Any AWers close by one of these new-fangled, sparkly things? Could you give one a try?

There's one a short walk from me at the University of Michigan Library. I think they turn it on and run it for audiences a few times a week.

Do people really want me to go watch it?

Medievalist
06-30-2009, 04:11 AM
There are Expresso Book Machines at a lot of campuses.

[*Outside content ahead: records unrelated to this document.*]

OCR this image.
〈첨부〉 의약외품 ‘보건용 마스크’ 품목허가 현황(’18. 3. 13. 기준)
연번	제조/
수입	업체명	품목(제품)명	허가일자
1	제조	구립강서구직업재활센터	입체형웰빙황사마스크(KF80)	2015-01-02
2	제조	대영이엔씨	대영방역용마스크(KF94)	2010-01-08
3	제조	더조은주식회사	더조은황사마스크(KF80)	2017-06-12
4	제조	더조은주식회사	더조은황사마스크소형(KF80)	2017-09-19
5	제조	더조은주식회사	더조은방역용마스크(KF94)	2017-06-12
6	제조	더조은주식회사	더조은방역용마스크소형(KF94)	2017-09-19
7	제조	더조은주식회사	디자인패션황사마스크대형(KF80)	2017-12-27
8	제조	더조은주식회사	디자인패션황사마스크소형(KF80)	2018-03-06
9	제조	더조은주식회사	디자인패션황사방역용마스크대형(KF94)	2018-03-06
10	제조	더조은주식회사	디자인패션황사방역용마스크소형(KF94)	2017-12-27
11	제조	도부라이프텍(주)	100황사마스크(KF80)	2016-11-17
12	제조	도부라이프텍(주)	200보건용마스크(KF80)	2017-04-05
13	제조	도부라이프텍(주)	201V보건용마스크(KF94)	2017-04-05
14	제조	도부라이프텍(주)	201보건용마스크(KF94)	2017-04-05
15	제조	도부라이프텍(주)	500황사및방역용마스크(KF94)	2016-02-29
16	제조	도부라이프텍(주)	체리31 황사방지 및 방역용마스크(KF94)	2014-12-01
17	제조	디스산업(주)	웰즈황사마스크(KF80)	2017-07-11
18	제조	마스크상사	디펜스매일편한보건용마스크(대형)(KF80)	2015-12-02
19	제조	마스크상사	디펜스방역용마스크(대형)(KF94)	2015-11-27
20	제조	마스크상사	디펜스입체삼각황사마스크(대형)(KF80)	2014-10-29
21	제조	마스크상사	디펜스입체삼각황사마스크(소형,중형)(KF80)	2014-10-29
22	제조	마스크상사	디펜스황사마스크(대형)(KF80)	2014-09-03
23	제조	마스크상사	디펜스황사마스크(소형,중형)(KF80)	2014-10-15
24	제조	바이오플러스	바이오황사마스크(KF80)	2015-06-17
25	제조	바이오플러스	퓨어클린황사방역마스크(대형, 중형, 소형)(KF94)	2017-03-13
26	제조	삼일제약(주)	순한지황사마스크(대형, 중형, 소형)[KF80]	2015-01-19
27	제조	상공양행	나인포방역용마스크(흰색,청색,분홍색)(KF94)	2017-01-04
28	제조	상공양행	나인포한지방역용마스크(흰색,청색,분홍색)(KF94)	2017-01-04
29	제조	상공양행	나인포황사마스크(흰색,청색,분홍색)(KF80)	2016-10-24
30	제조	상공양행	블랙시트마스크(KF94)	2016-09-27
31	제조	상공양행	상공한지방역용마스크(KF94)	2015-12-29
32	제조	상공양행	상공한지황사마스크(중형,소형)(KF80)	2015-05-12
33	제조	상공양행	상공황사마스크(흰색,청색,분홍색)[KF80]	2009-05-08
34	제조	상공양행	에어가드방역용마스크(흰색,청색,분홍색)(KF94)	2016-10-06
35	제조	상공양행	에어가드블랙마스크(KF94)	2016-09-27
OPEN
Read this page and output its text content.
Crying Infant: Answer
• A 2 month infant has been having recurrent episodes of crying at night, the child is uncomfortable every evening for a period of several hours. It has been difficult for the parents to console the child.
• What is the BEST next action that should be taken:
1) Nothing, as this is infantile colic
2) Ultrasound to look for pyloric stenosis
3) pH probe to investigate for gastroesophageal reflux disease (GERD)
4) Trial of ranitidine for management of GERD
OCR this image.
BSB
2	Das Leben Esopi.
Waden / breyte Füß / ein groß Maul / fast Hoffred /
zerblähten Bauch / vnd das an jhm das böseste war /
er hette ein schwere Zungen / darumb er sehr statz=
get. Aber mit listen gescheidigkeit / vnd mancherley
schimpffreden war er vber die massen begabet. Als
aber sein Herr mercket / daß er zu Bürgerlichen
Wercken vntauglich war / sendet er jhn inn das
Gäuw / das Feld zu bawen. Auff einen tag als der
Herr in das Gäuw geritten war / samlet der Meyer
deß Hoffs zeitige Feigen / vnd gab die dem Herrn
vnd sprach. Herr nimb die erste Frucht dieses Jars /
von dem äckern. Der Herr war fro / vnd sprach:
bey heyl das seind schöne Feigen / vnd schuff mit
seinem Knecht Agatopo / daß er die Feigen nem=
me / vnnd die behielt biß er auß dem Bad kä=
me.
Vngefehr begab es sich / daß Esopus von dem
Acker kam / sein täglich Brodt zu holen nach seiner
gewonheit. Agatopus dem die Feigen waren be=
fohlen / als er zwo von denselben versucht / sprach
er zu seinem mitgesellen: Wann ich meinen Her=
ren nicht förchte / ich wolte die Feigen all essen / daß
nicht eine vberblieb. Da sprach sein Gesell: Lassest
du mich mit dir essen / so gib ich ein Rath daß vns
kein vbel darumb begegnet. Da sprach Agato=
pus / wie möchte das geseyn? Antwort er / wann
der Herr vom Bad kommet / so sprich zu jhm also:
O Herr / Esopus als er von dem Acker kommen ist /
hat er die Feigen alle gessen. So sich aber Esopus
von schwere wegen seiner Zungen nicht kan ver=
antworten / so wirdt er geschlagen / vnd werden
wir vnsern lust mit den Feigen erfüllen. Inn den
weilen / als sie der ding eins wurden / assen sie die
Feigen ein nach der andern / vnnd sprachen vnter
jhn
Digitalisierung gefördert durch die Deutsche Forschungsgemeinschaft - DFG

It's pretty cool for things like readers for classes, but the books are not durable -- and unless you typeset the file and select the correct trim size, it's a raw dump.

benbradley
06-30-2009, 05:37 AM
From this year-old video of the earlier model machine (looks virtually the same), production costs are "a penny a page" (that seems pretty cheap to me!):
http://www.youtube.com/watch?v=Q946sfGLxm4
But I'm guessing that's just the raw cost of paper, toner and supplies for the machine, not the amortized cost of the machine, the floor space it takes up, nor what a retail outlet will charge over and above those costs. The retail price could be quite high until there's one of these in every major bookstore, copy shop and office supply store.

According to this radio interview in February, "there's only nine in the world, this is one of only two in Canada riight now..." (of these types of machines, or of that particular model, or what?)
http://www.youtube.com/watch?v=LosUoiyUToQ

Lots more videos with this youtube search:
http://www.youtube.com/results?search_query=espresso+book

Salis
06-30-2009, 06:26 AM
Anyone ever think that "shareware" books might catch on?

Seems like e-books are getting bigger and bigger, and the one disadvantage to shopping online is that you rarely get an opportunity to really see what it's about, Amazon offers the "see the first few pages" thing, but that's pretty limited.

I could almost see people offering the first few chapters online as they're written (almost like a serialized thing) as a sort of preview, then if after 30~ pages you really like it, you could buy the full thing.

CACTUSWENDY
06-30-2009, 06:38 AM
According to the list....the U of A here in Tucson will have one this year at their bookstore. Interesting. I may have to check this out. I will let you know what I find.

ccv707
06-30-2009, 07:44 AM
This is probably the greatest idea since people started to slice bread loaves.